When the U.S. Supreme Court ruled unanimously that naturally occurring human genes couldn’t be patented, some said the ruling will make it easier and cheaper for patients to get tested for disease risk, while others said it will stifle innovation in the biotech industry. In actuality, it will be a while before the results of the ruling are fully known, says Tulane Law School professor Glynn Lunney.
Tulane Law School professor Glynn Lunney says he doesn’t think the recent Supreme Court ruling will greatly change the climate in the biotech industry. (Illustration by Tracey Bellina)
“While these aspects of the decision and its background are clear, the impact of the decision is not,” says Lunney
, the McGlinchey Stafford Professor of Law.
The court’s decision on June 13 came in a challenge to seven patents held by Utah-based biotech company Myriad Genetics on genes linked to breast and ovarian cancer.
According to Lunney, the reason the impact of the ruling is unknown is because, while the Supreme Court made clear that naturally occurring genes can not be patented, it left intact patent protections on shortened versions of the DNA produced by scientists.
“One possibility is that these remaining patent claims will, as a practical matter, give Myriad the same control over the market for this type of genetic testing as it had before the court's decision,” Lunney says.

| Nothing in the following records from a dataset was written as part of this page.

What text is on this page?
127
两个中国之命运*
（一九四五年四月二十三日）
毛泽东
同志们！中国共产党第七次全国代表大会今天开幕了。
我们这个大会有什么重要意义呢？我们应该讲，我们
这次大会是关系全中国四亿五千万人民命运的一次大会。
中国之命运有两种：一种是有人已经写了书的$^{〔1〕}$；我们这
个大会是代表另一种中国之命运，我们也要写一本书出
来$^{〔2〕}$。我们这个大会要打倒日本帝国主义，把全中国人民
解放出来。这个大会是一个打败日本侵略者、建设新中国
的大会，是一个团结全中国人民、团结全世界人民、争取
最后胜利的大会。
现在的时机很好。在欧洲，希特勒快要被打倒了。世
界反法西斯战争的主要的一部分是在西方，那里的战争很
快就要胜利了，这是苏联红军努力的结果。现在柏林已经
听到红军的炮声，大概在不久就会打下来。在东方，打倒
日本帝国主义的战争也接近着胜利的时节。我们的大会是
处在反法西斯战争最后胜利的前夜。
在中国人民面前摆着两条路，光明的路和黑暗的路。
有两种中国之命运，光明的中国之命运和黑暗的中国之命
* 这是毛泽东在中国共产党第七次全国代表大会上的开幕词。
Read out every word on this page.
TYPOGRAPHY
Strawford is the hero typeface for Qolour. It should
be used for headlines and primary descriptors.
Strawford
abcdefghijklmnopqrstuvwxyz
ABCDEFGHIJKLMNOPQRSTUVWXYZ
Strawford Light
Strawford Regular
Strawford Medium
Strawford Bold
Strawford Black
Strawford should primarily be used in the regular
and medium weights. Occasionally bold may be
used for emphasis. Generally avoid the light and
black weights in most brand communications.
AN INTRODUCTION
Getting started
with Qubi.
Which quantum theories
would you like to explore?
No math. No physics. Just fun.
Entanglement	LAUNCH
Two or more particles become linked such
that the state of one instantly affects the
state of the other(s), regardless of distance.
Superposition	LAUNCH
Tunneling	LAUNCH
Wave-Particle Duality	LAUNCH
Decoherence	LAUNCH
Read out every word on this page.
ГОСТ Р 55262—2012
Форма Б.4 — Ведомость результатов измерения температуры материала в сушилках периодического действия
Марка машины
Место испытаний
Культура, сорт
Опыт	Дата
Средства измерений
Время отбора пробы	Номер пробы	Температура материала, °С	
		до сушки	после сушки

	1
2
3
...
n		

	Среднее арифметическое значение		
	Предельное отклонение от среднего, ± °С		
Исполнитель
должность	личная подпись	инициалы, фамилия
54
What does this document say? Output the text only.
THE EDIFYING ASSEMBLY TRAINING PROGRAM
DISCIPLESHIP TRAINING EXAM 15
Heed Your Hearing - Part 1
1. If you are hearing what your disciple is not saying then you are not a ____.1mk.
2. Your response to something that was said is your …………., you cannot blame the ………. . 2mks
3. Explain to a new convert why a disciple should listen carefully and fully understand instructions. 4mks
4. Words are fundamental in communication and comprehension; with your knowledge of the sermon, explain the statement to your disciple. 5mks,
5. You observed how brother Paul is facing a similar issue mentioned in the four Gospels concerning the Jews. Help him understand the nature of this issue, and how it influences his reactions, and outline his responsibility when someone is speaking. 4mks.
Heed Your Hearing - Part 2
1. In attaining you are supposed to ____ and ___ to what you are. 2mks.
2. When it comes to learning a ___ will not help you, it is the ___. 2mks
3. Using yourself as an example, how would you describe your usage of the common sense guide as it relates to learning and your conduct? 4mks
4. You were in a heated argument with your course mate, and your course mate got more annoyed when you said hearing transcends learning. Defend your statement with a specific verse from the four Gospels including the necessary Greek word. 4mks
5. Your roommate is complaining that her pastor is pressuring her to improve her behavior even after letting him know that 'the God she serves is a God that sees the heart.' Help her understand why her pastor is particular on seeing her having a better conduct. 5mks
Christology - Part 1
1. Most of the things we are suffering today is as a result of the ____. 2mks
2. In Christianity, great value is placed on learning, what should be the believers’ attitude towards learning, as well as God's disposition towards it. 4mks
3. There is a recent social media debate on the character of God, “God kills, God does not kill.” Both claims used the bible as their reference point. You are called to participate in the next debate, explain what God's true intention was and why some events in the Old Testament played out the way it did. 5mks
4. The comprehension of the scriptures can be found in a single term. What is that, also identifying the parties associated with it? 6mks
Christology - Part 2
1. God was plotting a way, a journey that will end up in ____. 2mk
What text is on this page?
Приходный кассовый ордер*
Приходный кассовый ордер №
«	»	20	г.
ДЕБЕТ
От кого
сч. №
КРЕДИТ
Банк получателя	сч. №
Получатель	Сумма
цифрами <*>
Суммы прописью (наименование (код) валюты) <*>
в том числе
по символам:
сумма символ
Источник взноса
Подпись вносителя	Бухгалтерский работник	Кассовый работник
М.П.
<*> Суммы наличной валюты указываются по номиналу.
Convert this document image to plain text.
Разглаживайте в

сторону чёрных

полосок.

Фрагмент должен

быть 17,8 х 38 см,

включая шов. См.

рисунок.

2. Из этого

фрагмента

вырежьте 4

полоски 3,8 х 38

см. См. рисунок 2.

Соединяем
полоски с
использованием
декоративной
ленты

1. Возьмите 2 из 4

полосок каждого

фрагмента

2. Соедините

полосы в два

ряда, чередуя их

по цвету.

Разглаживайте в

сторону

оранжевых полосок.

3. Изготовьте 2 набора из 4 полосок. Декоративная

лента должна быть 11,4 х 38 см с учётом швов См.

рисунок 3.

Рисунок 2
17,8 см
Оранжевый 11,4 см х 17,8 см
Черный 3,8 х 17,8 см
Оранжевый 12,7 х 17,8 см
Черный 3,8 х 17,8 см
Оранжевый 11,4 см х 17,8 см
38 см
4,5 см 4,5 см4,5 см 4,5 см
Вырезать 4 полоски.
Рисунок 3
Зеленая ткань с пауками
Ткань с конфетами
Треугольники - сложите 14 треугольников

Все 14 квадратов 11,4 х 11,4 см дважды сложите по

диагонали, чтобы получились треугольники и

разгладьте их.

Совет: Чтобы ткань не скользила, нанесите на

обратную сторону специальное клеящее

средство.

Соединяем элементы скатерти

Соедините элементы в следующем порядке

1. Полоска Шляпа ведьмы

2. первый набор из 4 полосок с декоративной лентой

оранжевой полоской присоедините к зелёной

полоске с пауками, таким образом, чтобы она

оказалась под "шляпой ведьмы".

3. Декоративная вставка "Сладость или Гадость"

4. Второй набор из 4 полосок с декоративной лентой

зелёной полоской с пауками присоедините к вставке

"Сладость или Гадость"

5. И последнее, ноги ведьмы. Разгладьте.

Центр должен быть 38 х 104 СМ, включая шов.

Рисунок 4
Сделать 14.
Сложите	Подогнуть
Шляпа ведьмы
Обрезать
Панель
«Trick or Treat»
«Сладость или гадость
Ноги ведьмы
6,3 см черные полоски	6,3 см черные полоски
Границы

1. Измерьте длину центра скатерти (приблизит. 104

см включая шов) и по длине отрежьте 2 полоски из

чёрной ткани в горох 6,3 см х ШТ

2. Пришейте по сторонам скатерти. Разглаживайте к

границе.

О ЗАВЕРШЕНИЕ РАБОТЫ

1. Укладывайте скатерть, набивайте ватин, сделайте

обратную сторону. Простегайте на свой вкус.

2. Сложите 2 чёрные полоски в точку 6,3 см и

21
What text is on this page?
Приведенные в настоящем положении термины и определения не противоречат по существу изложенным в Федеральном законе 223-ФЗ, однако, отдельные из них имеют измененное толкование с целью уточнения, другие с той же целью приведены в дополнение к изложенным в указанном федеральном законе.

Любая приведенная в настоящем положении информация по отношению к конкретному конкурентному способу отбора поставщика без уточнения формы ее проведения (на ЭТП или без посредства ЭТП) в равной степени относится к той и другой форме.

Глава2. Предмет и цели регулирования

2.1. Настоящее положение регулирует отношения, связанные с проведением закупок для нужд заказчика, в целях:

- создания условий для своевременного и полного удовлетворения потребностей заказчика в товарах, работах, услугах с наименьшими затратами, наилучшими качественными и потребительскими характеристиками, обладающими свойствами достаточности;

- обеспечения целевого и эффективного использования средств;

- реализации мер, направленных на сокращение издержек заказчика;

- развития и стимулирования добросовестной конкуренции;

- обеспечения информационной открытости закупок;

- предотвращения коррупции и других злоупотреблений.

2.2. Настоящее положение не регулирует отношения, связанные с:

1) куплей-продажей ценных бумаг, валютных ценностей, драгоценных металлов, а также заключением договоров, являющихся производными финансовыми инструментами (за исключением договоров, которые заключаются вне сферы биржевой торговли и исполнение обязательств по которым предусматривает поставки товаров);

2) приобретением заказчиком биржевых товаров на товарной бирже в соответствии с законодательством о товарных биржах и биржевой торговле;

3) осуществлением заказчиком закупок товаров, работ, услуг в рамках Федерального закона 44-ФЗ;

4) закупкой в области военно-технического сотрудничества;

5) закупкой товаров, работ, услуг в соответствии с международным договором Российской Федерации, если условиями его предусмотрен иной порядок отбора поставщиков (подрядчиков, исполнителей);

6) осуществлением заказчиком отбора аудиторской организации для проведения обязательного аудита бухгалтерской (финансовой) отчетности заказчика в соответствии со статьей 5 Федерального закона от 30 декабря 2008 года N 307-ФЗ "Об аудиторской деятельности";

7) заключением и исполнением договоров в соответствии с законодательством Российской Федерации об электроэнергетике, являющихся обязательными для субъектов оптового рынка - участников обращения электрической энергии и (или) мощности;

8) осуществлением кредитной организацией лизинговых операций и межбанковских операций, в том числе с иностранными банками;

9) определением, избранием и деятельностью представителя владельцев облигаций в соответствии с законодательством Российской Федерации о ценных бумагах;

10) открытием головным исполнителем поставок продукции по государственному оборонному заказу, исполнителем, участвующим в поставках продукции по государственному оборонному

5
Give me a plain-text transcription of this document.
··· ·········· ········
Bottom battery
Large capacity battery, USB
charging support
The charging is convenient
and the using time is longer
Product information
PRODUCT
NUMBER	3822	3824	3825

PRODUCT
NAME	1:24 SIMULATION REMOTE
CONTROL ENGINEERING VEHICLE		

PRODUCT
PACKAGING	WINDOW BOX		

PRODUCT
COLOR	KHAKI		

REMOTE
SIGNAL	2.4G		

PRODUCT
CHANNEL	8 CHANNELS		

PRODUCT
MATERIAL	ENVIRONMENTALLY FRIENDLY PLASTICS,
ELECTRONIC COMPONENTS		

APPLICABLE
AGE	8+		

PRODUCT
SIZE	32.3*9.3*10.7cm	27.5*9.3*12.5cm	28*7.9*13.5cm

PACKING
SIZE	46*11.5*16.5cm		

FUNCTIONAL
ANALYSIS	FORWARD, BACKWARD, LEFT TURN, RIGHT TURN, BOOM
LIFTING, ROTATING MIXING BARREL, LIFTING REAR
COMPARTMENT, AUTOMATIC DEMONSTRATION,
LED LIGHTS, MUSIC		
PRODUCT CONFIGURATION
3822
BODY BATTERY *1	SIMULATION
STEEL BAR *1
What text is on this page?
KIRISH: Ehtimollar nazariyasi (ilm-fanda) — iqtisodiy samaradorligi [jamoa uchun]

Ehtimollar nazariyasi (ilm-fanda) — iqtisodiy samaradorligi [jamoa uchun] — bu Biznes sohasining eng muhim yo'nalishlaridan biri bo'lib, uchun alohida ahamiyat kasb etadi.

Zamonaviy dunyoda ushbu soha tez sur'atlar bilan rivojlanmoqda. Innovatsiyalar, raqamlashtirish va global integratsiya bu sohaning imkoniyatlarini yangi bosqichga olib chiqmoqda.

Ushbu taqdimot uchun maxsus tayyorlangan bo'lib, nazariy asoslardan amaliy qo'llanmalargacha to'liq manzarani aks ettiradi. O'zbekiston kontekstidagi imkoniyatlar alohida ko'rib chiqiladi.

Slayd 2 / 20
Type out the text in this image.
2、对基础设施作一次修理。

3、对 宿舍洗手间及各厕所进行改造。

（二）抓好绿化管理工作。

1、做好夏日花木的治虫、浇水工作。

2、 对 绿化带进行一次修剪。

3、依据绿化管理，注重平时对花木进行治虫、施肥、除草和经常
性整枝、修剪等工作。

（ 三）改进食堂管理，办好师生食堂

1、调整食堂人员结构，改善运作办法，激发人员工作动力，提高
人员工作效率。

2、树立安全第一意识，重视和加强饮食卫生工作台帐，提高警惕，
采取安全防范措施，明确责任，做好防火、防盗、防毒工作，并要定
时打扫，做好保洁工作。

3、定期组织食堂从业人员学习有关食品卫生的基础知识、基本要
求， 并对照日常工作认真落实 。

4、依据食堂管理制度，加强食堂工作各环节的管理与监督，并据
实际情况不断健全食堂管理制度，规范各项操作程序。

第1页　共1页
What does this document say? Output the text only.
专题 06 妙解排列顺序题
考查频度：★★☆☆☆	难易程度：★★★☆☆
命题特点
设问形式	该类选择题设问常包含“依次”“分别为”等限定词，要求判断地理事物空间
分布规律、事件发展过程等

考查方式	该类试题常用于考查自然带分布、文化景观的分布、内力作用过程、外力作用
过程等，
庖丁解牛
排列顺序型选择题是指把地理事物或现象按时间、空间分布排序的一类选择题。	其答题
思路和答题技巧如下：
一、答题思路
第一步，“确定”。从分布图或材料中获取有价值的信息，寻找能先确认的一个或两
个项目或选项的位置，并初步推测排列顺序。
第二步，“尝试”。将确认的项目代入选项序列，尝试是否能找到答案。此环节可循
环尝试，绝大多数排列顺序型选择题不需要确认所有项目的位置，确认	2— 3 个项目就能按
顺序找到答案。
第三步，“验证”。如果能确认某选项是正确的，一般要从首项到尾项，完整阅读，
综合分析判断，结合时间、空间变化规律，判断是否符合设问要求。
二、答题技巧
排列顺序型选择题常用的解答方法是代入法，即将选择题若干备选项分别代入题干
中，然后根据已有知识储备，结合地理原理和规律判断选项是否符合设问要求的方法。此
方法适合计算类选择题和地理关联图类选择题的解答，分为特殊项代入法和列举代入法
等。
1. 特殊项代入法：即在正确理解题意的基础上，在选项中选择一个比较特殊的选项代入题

If those patents don’t protect the company, Lunny expects the short-term effect of the court's decision will be less-expensive genetic testing for certain sequences.
Lunney says that lower prices, while good for consumers, tend to lead to less research and could force companies to keep their research secret, which would make it more difficult for patients to “judge the reliability and veracity of the claims made for the genetic testing that is offered.”
Lunney says he doesn’t think the ruling will greatly change the climate in the biotech industry.
“My own sense is that the court's decision will not reduce the effective level of patent protection available to Myriad and other companies much, if at all.”